Многозначителен и колорит: лиловатая синева вечера, сочетание синего с черным и лиловым – полуночная гамма, которая несет в себе нечто темно-таинственное, ночное, демоническое… И здесь снова – демоническое…
Не потому ли и не давался художнику пока этот Демон, что был для него всеобъемлющ, словно скрывался во всех пространствах, всех временах, всех эпохах?

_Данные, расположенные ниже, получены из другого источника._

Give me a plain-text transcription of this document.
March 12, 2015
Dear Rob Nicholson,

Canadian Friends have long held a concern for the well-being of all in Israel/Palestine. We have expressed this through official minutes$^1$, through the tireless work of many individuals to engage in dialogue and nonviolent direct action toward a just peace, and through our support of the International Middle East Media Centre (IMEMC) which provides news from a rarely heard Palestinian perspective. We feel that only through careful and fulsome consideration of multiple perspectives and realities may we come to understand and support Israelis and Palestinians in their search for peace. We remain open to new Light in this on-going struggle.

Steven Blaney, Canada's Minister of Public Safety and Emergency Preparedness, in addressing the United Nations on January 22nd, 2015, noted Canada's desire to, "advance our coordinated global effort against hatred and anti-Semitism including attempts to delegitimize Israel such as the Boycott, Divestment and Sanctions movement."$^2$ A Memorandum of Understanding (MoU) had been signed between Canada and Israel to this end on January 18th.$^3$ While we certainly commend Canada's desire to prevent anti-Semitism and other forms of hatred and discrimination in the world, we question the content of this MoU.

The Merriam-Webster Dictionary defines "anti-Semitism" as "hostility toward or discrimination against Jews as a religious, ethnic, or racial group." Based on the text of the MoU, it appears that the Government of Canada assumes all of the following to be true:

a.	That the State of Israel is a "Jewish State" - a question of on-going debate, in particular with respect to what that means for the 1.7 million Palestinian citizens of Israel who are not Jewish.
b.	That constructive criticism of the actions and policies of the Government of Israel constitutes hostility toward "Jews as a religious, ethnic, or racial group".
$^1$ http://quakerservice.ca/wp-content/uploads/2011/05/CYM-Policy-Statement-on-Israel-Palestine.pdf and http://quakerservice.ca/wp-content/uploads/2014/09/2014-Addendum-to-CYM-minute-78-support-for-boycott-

И всегда был антитезой и необходимым дополнением, неотъемлемой частью того главного, хрестоматийного Христа.
Можно было предсказать, что Врубель вернется к образу Христа не только потому, что он не оставлял надежды на участие в работе над росписями для Владимирского собора.
Он снова вернулся, или, может быть, его снова бросило к этой теме, к этому образу, ибо безотчетно Христос всегда вызывал в нем двойственное чувство притяжения-отталкивания, а теперь, когда он пребывал во власти демонического, в особенности. Но новый замысел «Надгробного плача» по сравнению с предыдущим был совсем иным – между ними лежала пропасть. На этот раз мастер решил оставить всякую сентиментальность и не стремиться идти навстречу публике.
Он убил в себе это льстивое чувство, эту доходчивую, удобопонятную и умеренную (для публики) скорбь. Он решил забыть, что хотел видеть в них – в Христе и Марии – живых людей. От подобных стремлений здесь осталась только какая-то простая человечность в движении Марии, наклонившейся к мертвому Христу, почти житейский жест ее руки, поддерживающей голову.